If it was amalgamation Councillor Martin Barker was talking about then he has my attention. I’m not sure North Cowichan politicians need much by way of convincing to discuss it either. It’s a good discussion, and he should have it often with his council and with the citizens of Duncan.
I’m certain it would be a nonstarter for North Cowichan, with the largest municipal land base on the Island, incorporated among the oldest in Western Canada, with six times the population of Duncan, to foist the amalgamation question onto Duncan’s agenda.
North Cowichan must see positive signals from Duncan to begin these long discussions.
Talk of reforming CVRD governance structures, (not certain this was Councillor Barker’s intention), is great coffee talk but would be a waste of valuable, local public resources. The CVRD may evolve in time on its own with population growth and political will but the province will not do away with regional districts.
I support Councillor Barker on amalgamation. North Cowichan can wait for the signal but it cannot remain idle. North Cowichan continues its work on local area planning flowing from the new Official Community Plan. The purpose is to create a climate for managed growth and gold standard service delivery. We strive to achieve our goals from foundations built in the Five-Year Financial Plan, capital investment plan, the economic development plan, the agricultural plan, and the environment plan, which all benchmark back to the OCP. This painstaking (and people wonder why our council meetings are so long) work is far from “fragmented”.
Councillor Barker complains of North Cowichan’s Tax Revitalization Bylaw (a form of tax-free zone).
I told council “I don’t like” the revitalization bylaw but I support it. I don’t like revitalization. I want to move our communities away from the need to be revitalized to what the academics now call “resilient”. I call it a nice place to call home.

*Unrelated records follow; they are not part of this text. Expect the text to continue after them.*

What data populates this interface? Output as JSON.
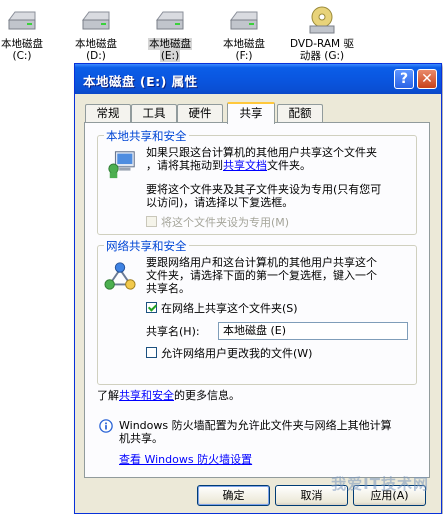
{
  "desktop": {
    "drives": [
      {
        "line1": "本地磁盘",
        "line2": "(C:)"
      },
      {
        "line1": "本地磁盘",
        "line2": "(D:)"
      },
      {
        "line1": "本地磁盘",
        "line2": "(E:)"
      },
      {
        "line1": "本地磁盘",
        "line2": "(F:)"
      },
      {
        "line1": "DVD-RAM 驱",
        "line2": "动器 (G:)"
      }
    ]
  },
  "dialog": {
    "title": "本地磁盘 (E:) 属性",
    "help_glyph": "?",
    "close_glyph": "✕",
    "tabs": [
      "常规",
      "工具",
      "硬件",
      "共享",
      "配额"
    ],
    "active_tab": "共享",
    "local_group": {
      "title": "本地共享和安全",
      "para1_a": "如果只跟这台计算机的其他用户共享这个文件夹",
      "para1_b_pre": "，请将其拖动到",
      "para1_b_link": "共享文档",
      "para1_b_post": "文件夹。",
      "para2_a": "要将这个文件夹及其子文件夹设为专用(只有您可",
      "para2_b": "以访问)，请选择以下复选框。",
      "private_checkbox": "将这个文件夹设为专用(M)"
    },
    "network_group": {
      "title": "网络共享和安全",
      "para_a": "要跟网络用户和这台计算机的其他用户共享这个",
      "para_b": "文件夹，请选择下面的第一个复选框，键入一个",
      "para_c": "共享名。",
      "share_checkbox": "在网络上共享这个文件夹(S)",
      "share_name_label": "共享名(H):",
      "share_name_value": "本地磁盘 (E)",
      "allow_change_checkbox": "允许网络用户更改我的文件(W)",
      "learn_pre": "了解",
      "learn_link": "共享和安全",
      "learn_post": "的更多信息。"
    },
    "firewall": {
      "text_a": "Windows 防火墙配置为允许此文件夹与网络上其他计算",
      "text_b": "机共享。",
      "link": "查看 Windows 防火墙设置"
    },
    "buttons": {
      "ok": "确定",
      "cancel": "取消",
      "apply": "应用(A)"
    }
  },
  "watermark": "我爱IT技术网"
}
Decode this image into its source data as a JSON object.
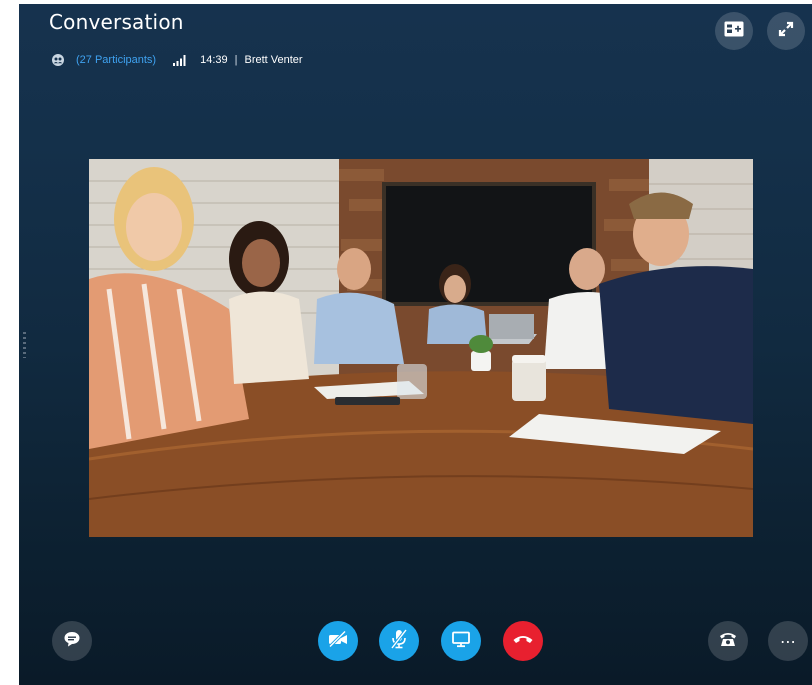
{
  "window": {
    "title": "Conversation"
  },
  "info": {
    "participants": "(27 Participants)",
    "time": "14:39",
    "separator": "|",
    "user": "Brett Venter"
  },
  "icons": {
    "participants": "people-icon",
    "signal": "signal-strength-icon",
    "layout": "layout-toggle-icon",
    "fullscreen": "expand-icon",
    "chat": "chat-bubble-icon",
    "video": "video-off-icon",
    "mic": "mic-off-icon",
    "share": "screen-share-icon",
    "hangup": "hang-up-icon",
    "dialpad": "phone-icon",
    "more": "more-icon"
  },
  "colors": {
    "accent_blue": "#1aa3e8",
    "link_blue": "#3fa2f0",
    "hangup_red": "#e8202f"
  },
  "more_label": "⋯"
}
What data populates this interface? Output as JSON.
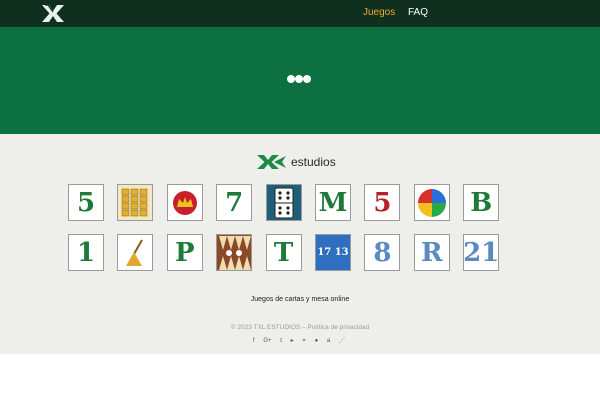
{
  "nav": {
    "logo_icon": "txl-x-logo",
    "links": [
      {
        "label": "Juegos",
        "active": true
      },
      {
        "label": "FAQ",
        "active": false
      }
    ],
    "background": "#0f2f1f",
    "active_color": "#f0a830"
  },
  "hero": {
    "background": "#0c7040",
    "loader_icon": "loading-dots-icon"
  },
  "brand": {
    "logo_icon": "txl-green-logo",
    "name": "estudios"
  },
  "games": [
    {
      "glyph": "5",
      "icon": "cinquillo-card-icon"
    },
    {
      "glyph": "",
      "icon": "card-grid-icon"
    },
    {
      "glyph": "",
      "icon": "crown-card-icon"
    },
    {
      "glyph": "7",
      "icon": "siete-y-media-card-icon"
    },
    {
      "glyph": "",
      "icon": "domino-icon"
    },
    {
      "glyph": "M",
      "icon": "mus-card-icon"
    },
    {
      "glyph": "5",
      "icon": "chinchon-card-icon"
    },
    {
      "glyph": "",
      "icon": "parchis-icon"
    },
    {
      "glyph": "B",
      "icon": "brisca-card-icon"
    },
    {
      "glyph": "1",
      "icon": "tute-card-icon"
    },
    {
      "glyph": "",
      "icon": "escoba-card-icon"
    },
    {
      "glyph": "P",
      "icon": "pocha-card-icon"
    },
    {
      "glyph": "",
      "icon": "backgammon-icon"
    },
    {
      "glyph": "T",
      "icon": "tute-t-card-icon"
    },
    {
      "glyph": "17 13",
      "icon": "bingo-icon"
    },
    {
      "glyph": "8",
      "icon": "crazy-eights-card-icon"
    },
    {
      "glyph": "R",
      "icon": "rummy-card-icon"
    },
    {
      "glyph": "21",
      "icon": "blackjack-card-icon"
    }
  ],
  "footer": {
    "tagline": "Juegos de cartas y mesa online",
    "copyright": "© 2023 TXL ESTUDIOS –",
    "privacy_link": "Política de privacidad",
    "social_icons": [
      {
        "icon": "facebook-icon",
        "glyph": "f"
      },
      {
        "icon": "google-plus-icon",
        "glyph": "G+"
      },
      {
        "icon": "twitter-icon",
        "glyph": "t"
      },
      {
        "icon": "google-play-icon",
        "glyph": "▸"
      },
      {
        "icon": "android-icon",
        "glyph": "◓"
      },
      {
        "icon": "apple-icon",
        "glyph": "●"
      },
      {
        "icon": "amazon-icon",
        "glyph": "a"
      },
      {
        "icon": "rss-icon",
        "glyph": "⋰"
      }
    ]
  }
}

Revitalization bylaws are in place to attract short-term, (not short-sighted) investment in areas that we want certain development and economic activity to take place in. Developers ought to take advantage of the incentive program before it’s gone.
Duncan council ought to consider directing its staff to chart a similar course and work with North Cowichan staff to learn the steps we took to get into a position where we could offer these incentives.
Duncan will learn through the process if it can sustain a short-term loss of fees to generate immediate investment in its core. Even if Duncan doesn’t venture down this road, all North Cowichan can do is stimulate a momentum of investment, hope it sticks, to produce the intended consequences of creating jobs, affordable housing, shopping, eating, and comfortable living in the core.